The waking ally

So lately I’ve been watching Doctor Who from the start and earlier this week I got to a 1964 episode called The Waking Ally. I’ve seen it now and I cannot figure out who the waking ally is. So very, very foolishly, I looked it up.

It’s days later and I’ve spent a ludicrous amount of time delving into Doctor Who trivia. And as a consequence, I’m experiencing what I can only describe as double-decker nostalgia. Two layers of nostalgia. I’m apparently nostalgic for a moment when I was nostalgic.

For in October 1964, around the time of this episode I’ve just watched, the cast and crew of Doctor Who had a party in the Bridge Lounge at BBC Television Centre.
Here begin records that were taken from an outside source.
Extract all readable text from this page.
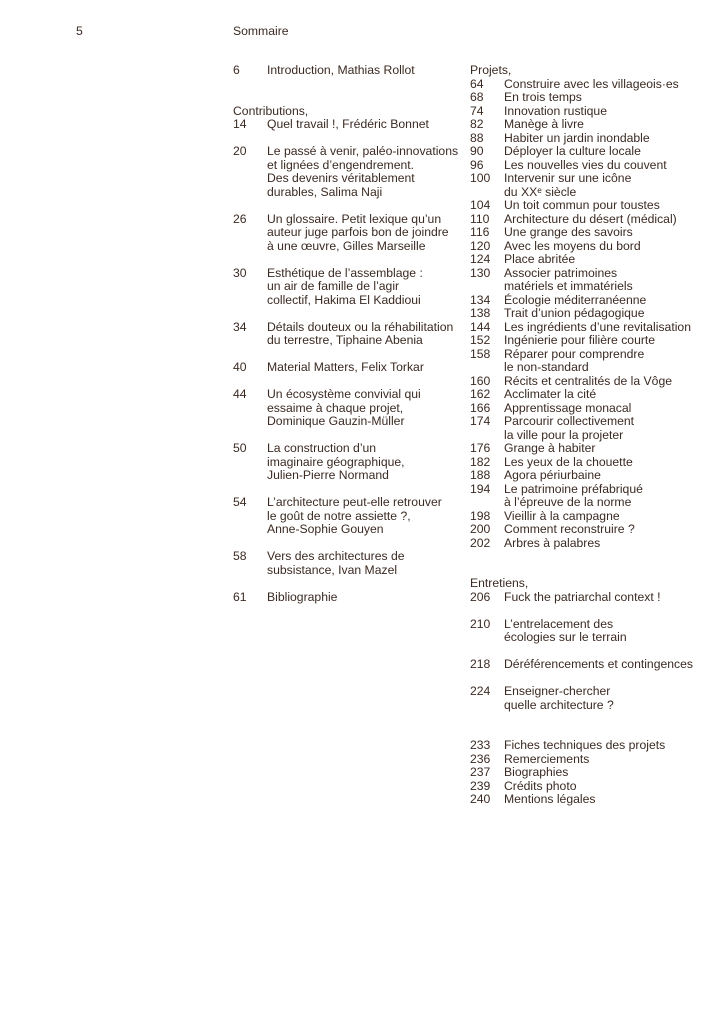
5	Sommaire
6 Introduction, Mathias Rollot
Contributions,
14 Quel travail !, Frédéric Bonnet
20 Le passé à venir, paléo-innovations
et lignées d’engendrement.
Des devenirs véritablement
durables, Salima Naji
26 Un glossaire. Petit lexique qu’un
auteur juge parfois bon de joindre
à une œuvre, Gilles Marseille
30 Esthétique de l’assemblage :
un air de famille de l’agir
collectif, Hakima El Kaddioui
34 Détails douteux ou la réhabilitation
du terrestre, Tiphaine Abenia
40 Material Matters, Felix Torkar
44 Un écosystème convivial qui
essaime à chaque projet,
Dominique Gauzin-Müller
50 La construction d’un
imaginaire géographique,
Julien-Pierre Normand
54 L’architecture peut-elle retrouver
le goût de notre assiette ?,
Anne-Sophie Gouyen
58 Vers des architectures de
subsistance, Ivan Mazel
61 Bibliographie
Projets,
64 Construire avec les villageois·es
68 En trois temps
74 Innovation rustique
82 Manège à livre
88 Habiter un jardin inondable
90 Déployer la culture locale
96 Les nouvelles vies du couvent
100 Intervenir sur une icône
du XXᵉ siècle
104 Un toit commun pour toustes
110 Architecture du désert (médical)
116 Une grange des savoirs
120 Avec les moyens du bord
124 Place abritée
130 Associer patrimoines
matériels et immatériels
134 Écologie méditerranéenne
138 Trait d’union pédagogique
144 Les ingrédients d’une revitalisation
152 Ingénierie pour filière courte
158 Réparer pour comprendre
le non-standard
160 Récits et centralités de la Vôge
162 Acclimater la cité
166 Apprentissage monacal
174 Parcourir collectivement
la ville pour la projeter
176 Grange à habiter
182 Les yeux de la chouette
188 Agora périurbaine
194 Le patrimoine préfabriqué
à l’épreuve de la norme
198 Vieillir à la campagne
200 Comment reconstruire ?
202 Arbres à palabres
Entretiens,
206 Fuck the patriarchal context !
210 L’entrelacement des
écologies sur le terrain
218 Déréférencements et contingences
224 Enseigner-chercher
quelle architecture ?
233 Fiches techniques des projets
236 Remerciements
237 Biographies
239 Crédits photo
240 Mentions légales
They were there to celebrate having made 50 episodes.

And thirty years later, I was there too.

It’s not as if I stood there, too scared to mingle, too young and timid to interrupt Verity Lambert talking with William Hartnell. But it felt like that’s what I was doing. Just for a few minutes, I sat on the side of a table in that room, quite possibly where they had sandwiches three decades before me, and I listened closely to nobody’s conversation, I heard nobody give a speech.
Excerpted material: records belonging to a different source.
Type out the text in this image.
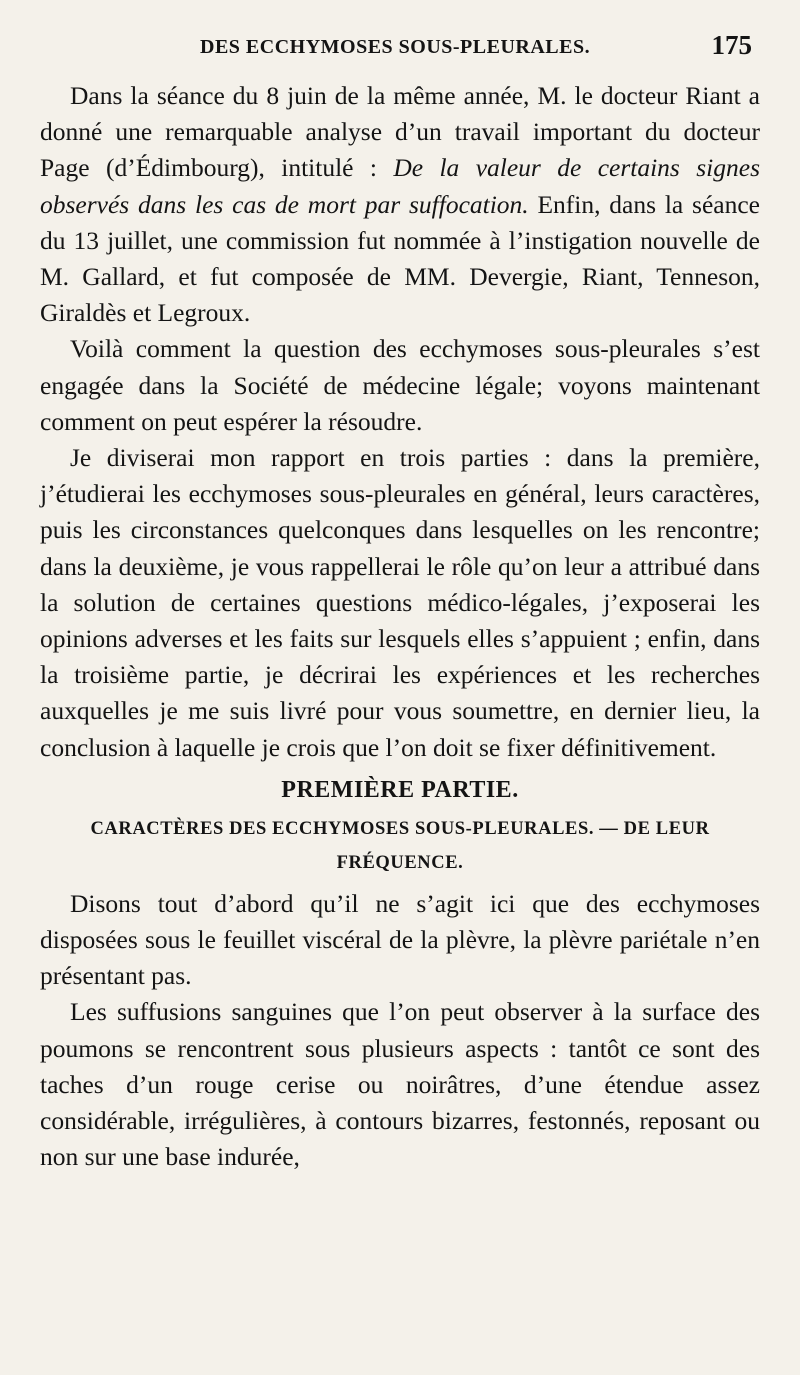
DES ECCHYMOSES SOUS-PLEURALES.	175

Dans la séance du 8 juin de la même année, M. le docteur Riant a donné une remarquable analyse d’un travail important du docteur Page (d’Édimbourg), intitulé : De la valeur de certains signes observés dans les cas de mort par suffocation. Enfin, dans la séance du 13 juillet, une commission fut nommée à l’instigation nouvelle de M. Gallard, et fut composée de MM. Devergie, Riant, Tenneson, Giraldès et Legroux.

Voilà comment la question des ecchymoses sous-pleurales s’est engagée dans la Société de médecine légale; voyons maintenant comment on peut espérer la résoudre.

Je diviserai mon rapport en trois parties : dans la première, j’étudierai les ecchymoses sous-pleurales en général, leurs caractères, puis les circonstances quelconques dans lesquelles on les rencontre; dans la deuxième, je vous rappellerai le rôle qu’on leur a attribué dans la solution de certaines questions médico-légales, j’exposerai les opinions adverses et les faits sur lesquels elles s’appuient ; enfin, dans la troisième partie, je décrirai les expériences et les recherches auxquelles je me suis livré pour vous soumettre, en dernier lieu, la conclusion à laquelle je crois que l’on doit se fixer définitivement.

PREMIÈRE PARTIE.
CARACTÈRES DES ECCHYMOSES SOUS-PLEURALES. — DE LEUR
FRÉQUENCE.

Disons tout d’abord qu’il ne s’agit ici que des ecchymoses disposées sous le feuillet viscéral de la plèvre, la plèvre pariétale n’en présentant pas.

Les suffusions sanguines que l’on peut observer à la surface des poumons se rencontrent sous plusieurs aspects : tantôt ce sont des taches d’un rouge cerise ou noirâtres, d’une étendue assez considérable, irrégulières, à contours bizarres, festonnés, reposant ou non sur une base indurée,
And now, today, there’s no Bridge Lounge.

It’s gone in the sense that this part of BBC Television Centre has been demolished, but scarily also in the sense that I couldn’t remember quite where it was. I used to walk by it every evening I worked there, every time I headed for the restaurants. But I have a 1950s architect’s sketch of the building and I’ve been staring at it, completely unable to identify the Bridge Lounge.
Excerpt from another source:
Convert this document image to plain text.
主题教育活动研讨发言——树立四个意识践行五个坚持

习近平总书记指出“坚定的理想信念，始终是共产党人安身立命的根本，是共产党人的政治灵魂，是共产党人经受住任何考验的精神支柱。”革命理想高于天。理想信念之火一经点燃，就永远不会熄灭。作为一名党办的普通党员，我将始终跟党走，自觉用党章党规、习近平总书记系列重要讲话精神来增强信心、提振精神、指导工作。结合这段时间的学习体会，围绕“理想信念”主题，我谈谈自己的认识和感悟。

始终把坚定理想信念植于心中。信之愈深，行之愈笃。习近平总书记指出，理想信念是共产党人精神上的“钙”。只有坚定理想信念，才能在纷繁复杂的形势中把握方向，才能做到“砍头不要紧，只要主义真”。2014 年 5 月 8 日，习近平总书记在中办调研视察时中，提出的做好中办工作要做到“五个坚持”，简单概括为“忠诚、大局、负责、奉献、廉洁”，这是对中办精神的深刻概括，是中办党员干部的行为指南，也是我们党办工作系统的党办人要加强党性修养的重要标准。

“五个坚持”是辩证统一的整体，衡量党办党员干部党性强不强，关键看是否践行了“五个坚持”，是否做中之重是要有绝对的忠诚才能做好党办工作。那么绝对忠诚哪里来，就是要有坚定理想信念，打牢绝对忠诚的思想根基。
Brilliantly, however, Google Maps documented the building before it was demolished and I’ve just been using that to walk around this deeply beloved place. And despite not remembering where the Lounge was, not being able to pinpoint it on a map, “walking” through the building, I went straight there.

It even looked as if I met me coming back.

TVC in Google Maps has ghosts like that figure all over the place, but frustratingly, it isn’t complete. In this case, it stops just short of where I want to go now, where I went before. It takes me up to the bridge part and there’s a sign over the entry saying Bridge Lounge, but it won’t let me go further along that part or then left into the room itself.

But zooming along up to that point, racing faster as I realised that I was right about where to go, I could taste the air in that corridor.

I’m nostalgic for the atmosphere you can’t see, for a party I was thirty years too late for, and in a building that no longer exists.

I still don’t know who the waking ally is, but I’m grateful for the journey he or she has sent me on.